É, eu sei. Deveria estar dormindo. O comprimido que tomei e as luzes apagadas também contam essa balela. Mas estou acordada.

A noite tem cheiro de chuva e fumaça. Quando consigo discernir os cheiros é porque essa gripe me confunde menos. Espera. Consegui fazer uma daquelas respirações profundas que dizem trazer relaxamento — e definitivamente é chuva, fumaça e algo mais que prefiro não saber. Talvez seja um fantasma.

Um desses espectros de cabelo escuro caído sobre o rosto pálido, e olhos de alguma cor impossível refletindo melancolia, desdém e o poder do protagonista.

Melhor não interagir. Pode virar um poema. Ou, pior, um romance.

Está escuro.

Escrever me distrai. O vulto riu, nervoso, tentando recuperar o controle da situação.

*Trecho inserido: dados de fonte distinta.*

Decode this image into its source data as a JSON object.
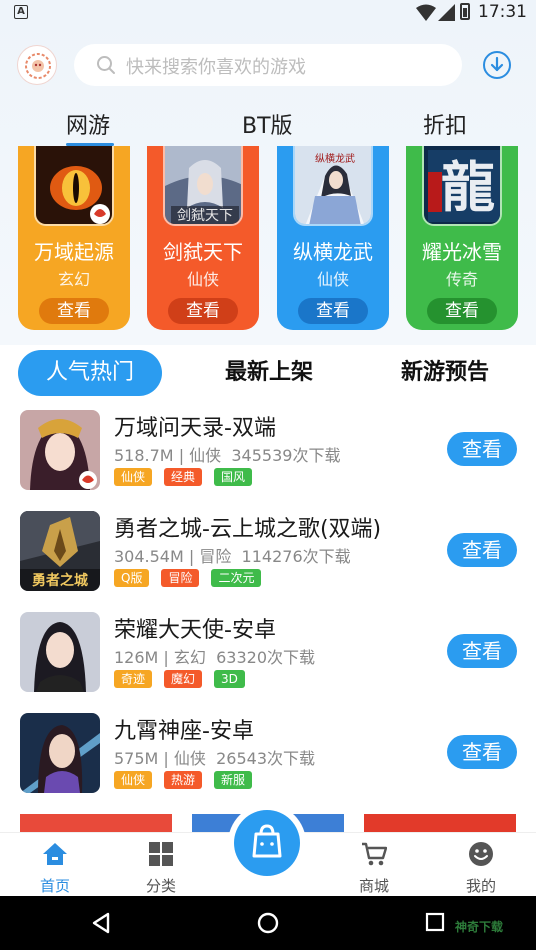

— Então, quer contar minha história?

Desvio o olhar. A resposta não era simples. Até gostaria, mas pra quê? Faz tempo que desisti dessas coisas. O cérebro roda, captando a confissão que mudaria não só a vida dele, mas o destino de todos os envolvidos em algum mistério ridículo.

— Vai escrever ou não?

Você sabe que não. Não faz sentido. Embora conversar possa ser interessante.

Por que todos os espectros querem ser Macbeth?

A tela piscou.

Identificação biométrica confirmada.

Você não está sozinho.

Respiro fundo. Porque estou. Todos estamos, não?

Eu sorri.


O silêncio voltou.


Gosto dele.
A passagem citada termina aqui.